Festival de La Roche-sur-Yon | Critique : Phantosmia

Hilarion Zabala perd son odorat. Un psychiatre soupçonne qu’il s’agit d’un cas persistant de phantosmie, une forme d’hallucination olfactive, peut-être causée par un traumatisme. L’un des processus recommandés pour guérir le mal est que Hilarion replonge dans ses souvenirs les plus sombres, lors de son service militaire…

Phantosmia
Philippines, 2024
De Lav Diaz

Durée : 4h06

Sortie : –

Note :

UN PARFUM DOUX COMME CE PARFUM

Les personnages de Lav Diaz possèdent peu, et perdent beaucoup. Ils perdent leur chemin (Genus Pan), la mémoire (Quand les vagues se retirent) la foi (Norte, la fin de l’histoire) ou plus souvent encore, la raison (La femme qui est partie). Ce que perd Hilarion, le protagoniste de Phantosmia, est beaucoup plus concret, puisqu’il se retrouve du jour au lendemain sans odorat. Plus exactement, il se retrouve envahi par une odeur fantome, comme l’indique le nom de cette condition physique qui existe bel et bien. D’un seul coup, tout se met en effet à puer autour de lui.

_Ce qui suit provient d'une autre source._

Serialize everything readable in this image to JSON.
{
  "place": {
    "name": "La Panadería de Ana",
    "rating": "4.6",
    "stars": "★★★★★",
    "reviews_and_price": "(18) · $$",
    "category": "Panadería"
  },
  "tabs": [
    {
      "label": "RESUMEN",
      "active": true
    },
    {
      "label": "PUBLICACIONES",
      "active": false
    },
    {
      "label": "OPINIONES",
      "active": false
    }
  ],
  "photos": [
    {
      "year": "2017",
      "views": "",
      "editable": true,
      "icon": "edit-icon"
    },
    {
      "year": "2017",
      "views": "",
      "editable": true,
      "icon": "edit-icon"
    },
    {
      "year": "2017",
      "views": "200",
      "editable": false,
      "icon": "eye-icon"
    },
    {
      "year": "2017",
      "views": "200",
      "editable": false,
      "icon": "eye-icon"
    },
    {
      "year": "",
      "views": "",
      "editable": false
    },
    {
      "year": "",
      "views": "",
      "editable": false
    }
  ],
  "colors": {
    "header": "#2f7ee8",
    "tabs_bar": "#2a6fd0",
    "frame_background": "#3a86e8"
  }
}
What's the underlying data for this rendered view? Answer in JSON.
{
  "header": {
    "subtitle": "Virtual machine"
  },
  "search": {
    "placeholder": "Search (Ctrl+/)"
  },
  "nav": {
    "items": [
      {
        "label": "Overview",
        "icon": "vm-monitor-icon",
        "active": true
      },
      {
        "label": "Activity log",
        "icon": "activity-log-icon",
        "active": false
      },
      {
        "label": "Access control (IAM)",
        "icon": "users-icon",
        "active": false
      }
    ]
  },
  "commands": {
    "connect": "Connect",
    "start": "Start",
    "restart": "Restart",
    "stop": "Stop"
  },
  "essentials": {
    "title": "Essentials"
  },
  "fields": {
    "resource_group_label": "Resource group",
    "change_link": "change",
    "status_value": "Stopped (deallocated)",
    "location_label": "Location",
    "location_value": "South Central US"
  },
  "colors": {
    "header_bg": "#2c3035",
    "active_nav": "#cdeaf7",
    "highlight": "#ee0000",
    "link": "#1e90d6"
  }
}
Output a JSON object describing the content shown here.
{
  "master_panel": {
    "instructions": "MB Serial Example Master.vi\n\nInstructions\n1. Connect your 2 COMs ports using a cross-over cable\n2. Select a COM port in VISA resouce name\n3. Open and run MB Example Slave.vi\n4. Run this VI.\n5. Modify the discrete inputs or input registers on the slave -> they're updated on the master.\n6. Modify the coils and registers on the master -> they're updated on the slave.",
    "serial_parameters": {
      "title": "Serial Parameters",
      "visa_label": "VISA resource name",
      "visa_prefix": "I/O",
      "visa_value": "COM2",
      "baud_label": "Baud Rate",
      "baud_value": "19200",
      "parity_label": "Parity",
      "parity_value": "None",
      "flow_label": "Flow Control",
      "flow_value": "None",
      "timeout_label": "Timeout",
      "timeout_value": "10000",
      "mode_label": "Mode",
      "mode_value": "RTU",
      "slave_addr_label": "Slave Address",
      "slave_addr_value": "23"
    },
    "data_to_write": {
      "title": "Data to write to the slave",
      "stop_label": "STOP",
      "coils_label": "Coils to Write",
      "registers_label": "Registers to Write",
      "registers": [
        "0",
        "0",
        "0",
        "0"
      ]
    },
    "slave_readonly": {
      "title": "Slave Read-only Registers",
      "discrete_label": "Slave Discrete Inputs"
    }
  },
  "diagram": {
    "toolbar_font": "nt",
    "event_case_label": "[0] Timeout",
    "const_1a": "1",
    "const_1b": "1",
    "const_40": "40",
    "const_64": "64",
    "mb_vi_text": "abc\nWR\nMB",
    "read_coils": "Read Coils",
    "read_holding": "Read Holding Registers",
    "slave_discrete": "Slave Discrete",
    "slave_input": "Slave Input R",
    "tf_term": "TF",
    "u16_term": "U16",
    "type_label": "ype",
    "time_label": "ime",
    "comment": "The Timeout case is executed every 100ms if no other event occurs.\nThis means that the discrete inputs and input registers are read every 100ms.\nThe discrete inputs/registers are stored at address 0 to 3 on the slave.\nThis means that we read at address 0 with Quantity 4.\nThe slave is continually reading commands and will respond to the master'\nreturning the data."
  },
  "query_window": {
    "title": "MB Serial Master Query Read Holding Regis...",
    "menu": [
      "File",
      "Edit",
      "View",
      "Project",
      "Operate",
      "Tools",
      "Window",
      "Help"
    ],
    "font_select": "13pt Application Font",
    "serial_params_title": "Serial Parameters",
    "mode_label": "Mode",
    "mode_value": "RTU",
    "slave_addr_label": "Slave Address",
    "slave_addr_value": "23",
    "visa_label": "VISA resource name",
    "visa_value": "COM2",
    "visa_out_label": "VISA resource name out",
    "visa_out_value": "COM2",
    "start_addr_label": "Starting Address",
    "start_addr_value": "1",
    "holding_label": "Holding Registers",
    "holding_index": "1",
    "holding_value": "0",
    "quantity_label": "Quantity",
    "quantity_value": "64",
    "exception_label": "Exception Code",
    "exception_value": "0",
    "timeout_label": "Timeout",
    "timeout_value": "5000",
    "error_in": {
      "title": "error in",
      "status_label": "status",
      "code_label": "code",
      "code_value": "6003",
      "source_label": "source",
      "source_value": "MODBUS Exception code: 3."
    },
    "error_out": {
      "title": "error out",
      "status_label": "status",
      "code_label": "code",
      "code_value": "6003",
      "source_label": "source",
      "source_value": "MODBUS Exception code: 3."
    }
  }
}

Dans une brève scène de Bad Luck Banging, Radu Jude utilisait la mauvaise odeur corporelle d’une mamie comme le symbole d’idées politiques rances conservées depuis le temps de Ceausescu. Lav Diaz fait sienne cette puissante métaphore politique. Le coin tropical où résident Hilarion a beau être paisible à souhait, il y règne donc une puanteur fantôme venue d’ailleurs, venue du passé comme le vestige inconscient d’une époque où les habitants de cette région isolée avaient été délibérément et impunément brulés par des miliciens. Aidée par une psy toute souriante, Hilario comprend vite que son inconscient cherche ainsi à s’exprimer, et qu’il va devoir affronter ses souvenirs enfouis. Ce n’est pas sorcier, du moins en apparence.

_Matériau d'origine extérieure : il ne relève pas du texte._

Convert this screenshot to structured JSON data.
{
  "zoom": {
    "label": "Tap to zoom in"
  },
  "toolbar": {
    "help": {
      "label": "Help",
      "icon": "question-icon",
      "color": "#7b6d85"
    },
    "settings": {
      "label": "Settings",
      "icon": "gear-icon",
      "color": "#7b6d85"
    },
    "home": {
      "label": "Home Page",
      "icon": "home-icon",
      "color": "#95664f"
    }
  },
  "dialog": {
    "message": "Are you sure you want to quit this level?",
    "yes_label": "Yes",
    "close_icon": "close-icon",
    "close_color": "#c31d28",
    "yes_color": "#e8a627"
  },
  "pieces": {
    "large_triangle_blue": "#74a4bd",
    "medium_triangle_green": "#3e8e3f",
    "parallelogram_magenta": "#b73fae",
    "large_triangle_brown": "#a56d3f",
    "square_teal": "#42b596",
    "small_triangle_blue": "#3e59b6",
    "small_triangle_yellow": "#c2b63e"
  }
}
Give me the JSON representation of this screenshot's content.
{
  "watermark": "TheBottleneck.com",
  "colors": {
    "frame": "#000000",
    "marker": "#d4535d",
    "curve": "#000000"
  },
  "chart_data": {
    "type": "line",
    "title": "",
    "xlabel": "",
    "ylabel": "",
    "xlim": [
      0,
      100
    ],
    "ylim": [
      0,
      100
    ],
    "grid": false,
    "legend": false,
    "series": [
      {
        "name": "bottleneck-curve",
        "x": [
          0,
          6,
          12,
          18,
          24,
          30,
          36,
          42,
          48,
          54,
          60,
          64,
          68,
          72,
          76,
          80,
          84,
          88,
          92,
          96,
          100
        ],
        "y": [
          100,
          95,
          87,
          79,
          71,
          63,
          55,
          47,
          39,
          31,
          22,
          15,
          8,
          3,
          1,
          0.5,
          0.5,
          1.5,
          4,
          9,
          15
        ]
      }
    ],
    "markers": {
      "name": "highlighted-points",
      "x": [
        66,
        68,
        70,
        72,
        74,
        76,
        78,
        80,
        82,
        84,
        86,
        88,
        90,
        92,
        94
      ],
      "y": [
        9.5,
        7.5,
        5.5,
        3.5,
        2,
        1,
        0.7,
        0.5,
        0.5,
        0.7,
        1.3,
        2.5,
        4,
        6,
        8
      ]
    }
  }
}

Passée une introduction où les rouages narratifs tournent avec une vitesse et une aisance étonnante, Hilario débute son véritable exercice thérapeutique : il intègre une ancienne colonie pénitentiaire plantée sur une île luxuriante, similaire à celle où il a fait son service militaire, et il attend. C’est à partir de ce point-là que l’on retrouve la langueur si particulière des films de Lav Diaz. Dans cette prison en plein air d’où l’on ne peut vraiment fuir (comme si le pays entier était une geôle) débarquent des personnages aux rôles de plus en plus étranges (des gardes qui n’ont rien à garder, des femmes mercenaires à la recherche d’un animal mythologique). Le passé et le présent commencent à se superposer.

On pourrait craindre que les films de Lav Diaz soient d’étouffant labyrinthes pour le spectateurs comme ils le sont pour ses personnages traumatisés, mais ces derniers trouvent leur issue et leur salut dans une communion avec l’invisible, le mystique ou le mythologique. Lav Diaz n’a pas son pareil pour nous plonger dans des images denses qui appellent et retiennent l’œil. Ses nuits sont profondes et ses jours d’une blancheur presque aveuglantes. Le va-et-vient entre ces deux pertes de repères temporels et spatiaux pourrait assommer mais elle vient au contraire créer une généreuse hypnose, qui fonctionne avant tout sur grand écran. 28e long métrage du cinéaste philippin,  Phantosmia n’apporte certes rien de neuf à son œuvre (on attend pour ça son prochain projet en couleurs), mais il vient à nouveau prouver qu’il est l’un cinéastes les plus radicaux et passionnants qui soient.